Taylor Sherman wrote:
I wonder if they didn't have the processing power to do a more traditional, lossless compression on the RAW files. The space savings going from 14bpp to 8bpp is fairly substantial, but of course with a lossless compression, many images would have only been about 50% of the max possible size anyway.


Regarding processing power: Venturing into speculation land, I suspect the driving constraint for Sony was either buffer space or data throughput. The algorithm they are using has the properties that it can be pipelined (it doesn't need all of the data to be staged in a buffer but can be applied as the data is streamed) and it produces compressed data with a fixed upper bound on its size (that being the 36M bytes). While many lossless algorithms can be pipelined, none of them can guarantee a fixed-sized upper bound on the output. In fact most can result in the compressed data being larger than the uncompressed data for worst-case inputs. Most implementations fall back to storing the uncompressed data in those cases but that requires either buffering all of the input data or reprocessing the bloated output back into the raw input for final storage. But at this point I'm digressing too far into computer science geekery so I'll leave it at that. I would assume Sony did a bunch of benchmarking with a representative set of images and concluded this algorithm met their design constraints whereas lossless ones did not.

jhenderson0107 wrote:
All analog to digital converters are imperfect. The ENOB (effective number of bits) of state-of-the-art 14-bit converters sampling at ~180 MHz (as within in the A7R ) is very close to 11 bits, so there is little justification to encode more that 11-bits into the compressed RAW image. The use of 11-bit samples within the signal processing chain in conjunction with the delta-encoding is well proportioned and fully justifiable, and is almost certainly visually-lossless in all but extreme corner cases.

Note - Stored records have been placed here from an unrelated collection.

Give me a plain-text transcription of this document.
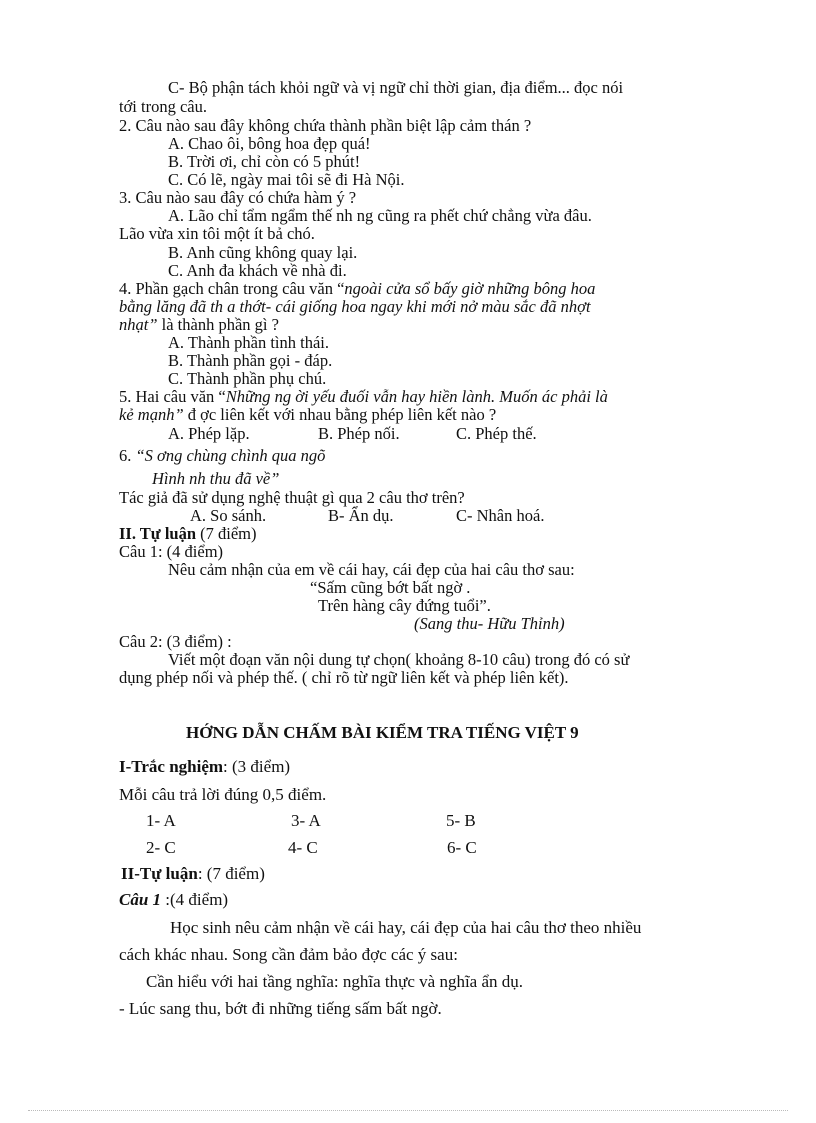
C- Bộ phận tách khỏi ngữ và vị ngữ chỉ thời gian, địa điểm... đọc nói
tới trong câu.
2. Câu nào sau đây không chứa thành phần biệt lập cảm thán ?
A. Chao ôi, bông hoa đẹp quá!
B. Trời ơi, chỉ còn có 5 phút!
C. Có lẽ, ngày mai tôi sẽ đi Hà Nội.
3. Câu nào sau đây có chứa hàm ý ?
A. Lão chỉ tẩm ngẩm thế nh ng cũng ra phết chứ chẳng vừa đâu.
Lão vừa xin tôi một ít bả chó.
B. Anh cũng không quay lại.
C. Anh đa khách về nhà đi.
4. Phần gạch chân trong câu văn “ngoài cửa sổ bấy giờ những bông hoa
bằng lăng đã th a thớt- cái giống hoa ngay khi mới nở màu sắc đã nhợt
nhạt” là thành phần gì ?
A. Thành phần tình thái.
B. Thành phần gọi - đáp.
C. Thành phần phụ chú.
5. Hai câu văn “Những ng ời yếu đuối vẫn hay hiền lành. Muốn ác phải là
kẻ mạnh” đ ợc liên kết với nhau bằng phép liên kết nào ?
A. Phép lặp.	B. Phép nối.	C. Phép thế.
6. “S ơng chùng chình qua ngõ
Hình nh thu đã về”
Tác giả đã sử dụng nghệ thuật gì qua 2 câu thơ trên?
A. So sánh.	B- Ẩn dụ.	C- Nhân hoá.
II. Tự luận (7 điểm)
Câu 1: (4 điểm)
Nêu cảm nhận của em về cái hay, cái đẹp của hai câu thơ sau:
“Sấm cũng bớt bất ngờ .
Trên hàng cây đứng tuổi”.
(Sang thu- Hữu Thỉnh)
Câu 2: (3 điểm) :
Viết một đoạn văn nội dung tự chọn( khoảng 8-10 câu) trong đó có sử
dụng phép nối và phép thế. ( chỉ rõ từ ngữ liên kết và phép liên kết).
HỚNG DẪN CHẤM BÀI KIỂM TRA TIẾNG VIỆT 9
I-Trắc nghiệm: (3 điểm)
Mỗi câu trả lời đúng 0,5 điểm.
1- A	3- A	5- B
2- C	4- C	6- C
II-Tự luận: (7 điểm)
Câu 1 :(4 điểm)
Học sinh nêu cảm nhận về cái hay, cái đẹp của hai câu thơ theo nhiều
cách khác nhau. Song cần đảm bảo đợc các ý sau:
Cần hiểu với hai tầng nghĩa: nghĩa thực và nghĩa ẩn dụ.
- Lúc sang thu, bớt đi những tiếng sấm bất ngờ.
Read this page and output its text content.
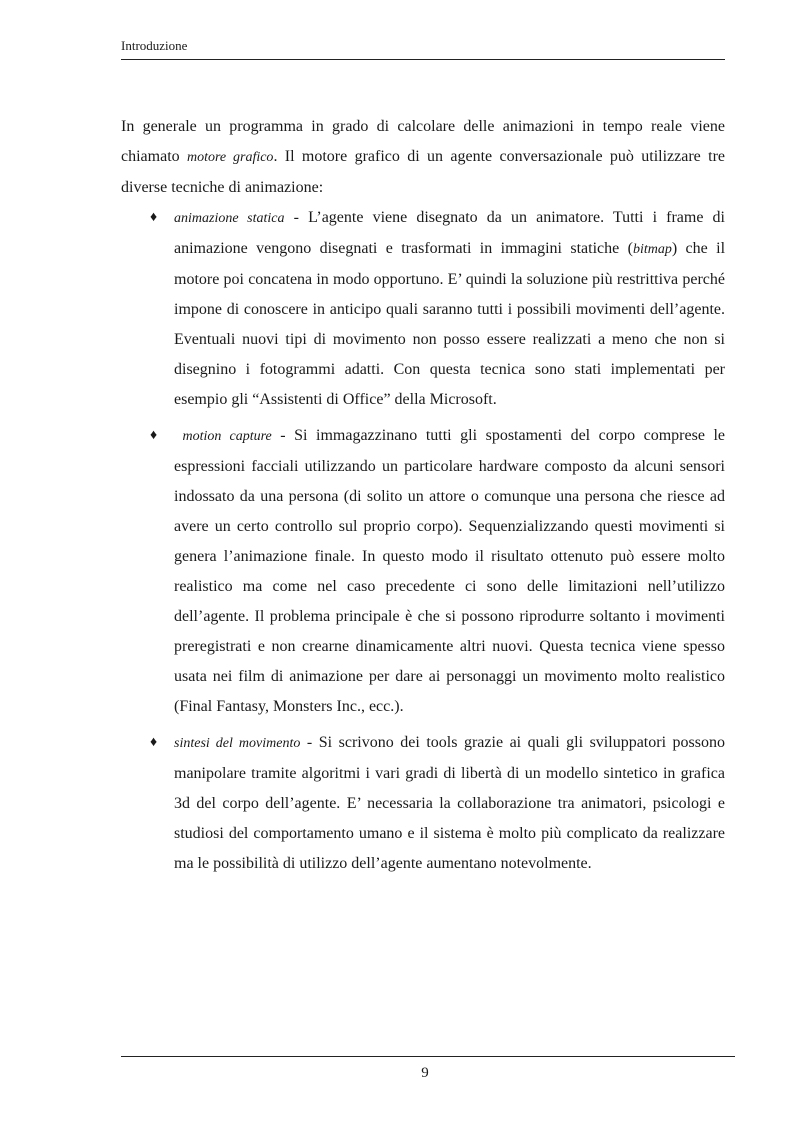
Introduzione

In generale un programma in grado di calcolare delle animazioni in tempo reale viene chiamato motore grafico. Il motore grafico di un agente conversazionale può utilizzare tre diverse tecniche di animazione:

♦ animazione statica - L’agente viene disegnato da un animatore. Tutti i frame di animazione vengono disegnati e trasformati in immagini statiche (bitmap) che il motore poi concatena in modo opportuno. E’ quindi la soluzione più restrittiva perché impone di conoscere in anticipo quali saranno tutti i possibili movimenti dell’agente. Eventuali nuovi tipi di movimento non posso essere realizzati a meno che non si disegnino i fotogrammi adatti. Con questa tecnica sono stati implementati per esempio gli “Assistenti di Office” della Microsoft.
♦ motion capture - Si immagazzinano tutti gli spostamenti del corpo comprese le espressioni facciali utilizzando un particolare hardware composto da alcuni sensori indossato da una persona (di solito un attore o comunque una persona che riesce ad avere un certo controllo sul proprio corpo). Sequenzializzando questi movimenti si genera l’animazione finale. In questo modo il risultato ottenuto può essere molto realistico ma come nel caso precedente ci sono delle limitazioni nell’utilizzo dell’agente. Il problema principale è che si possono riprodurre soltanto i movimenti preregistrati e non crearne dinamicamente altri nuovi. Questa tecnica viene spesso usata nei film di animazione per dare ai personaggi un movimento molto realistico (Final Fantasy, Monsters Inc., ecc.).
♦ sintesi del movimento - Si scrivono dei tools grazie ai quali gli sviluppatori possono manipolare tramite algoritmi i vari gradi di libertà di un modello sintetico in grafica 3d del corpo dell’agente. E’ necessaria la collaborazione tra animatori, psicologi e studiosi del comportamento umano e il sistema è molto più complicato da realizzare ma le possibilità di utilizzo dell’agente aumentano notevolmente.
9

The ENOB may be around 11.5 or so, so there may be some signal being lost as well, but I agree that the algorithm should be visually lossless for well-exposed images and that for everything but the deep shadows we're probably losing mostly noise. If I'm not mistaken, I recall mention that Sony may also be cooking deconvolution sharpening into the RAW, so the definition of what is raw may be changing anyway. But for peace of mind and for being able to push exposure in post-processing I personally would still prefer losslessy compressed data. Storage is cheap while paranoia is taxing. I think at this point most of us are fairly convinced that the encoding is good enough, but I'm not sure many of us would choose this encoding if there were a lossless option in the menu.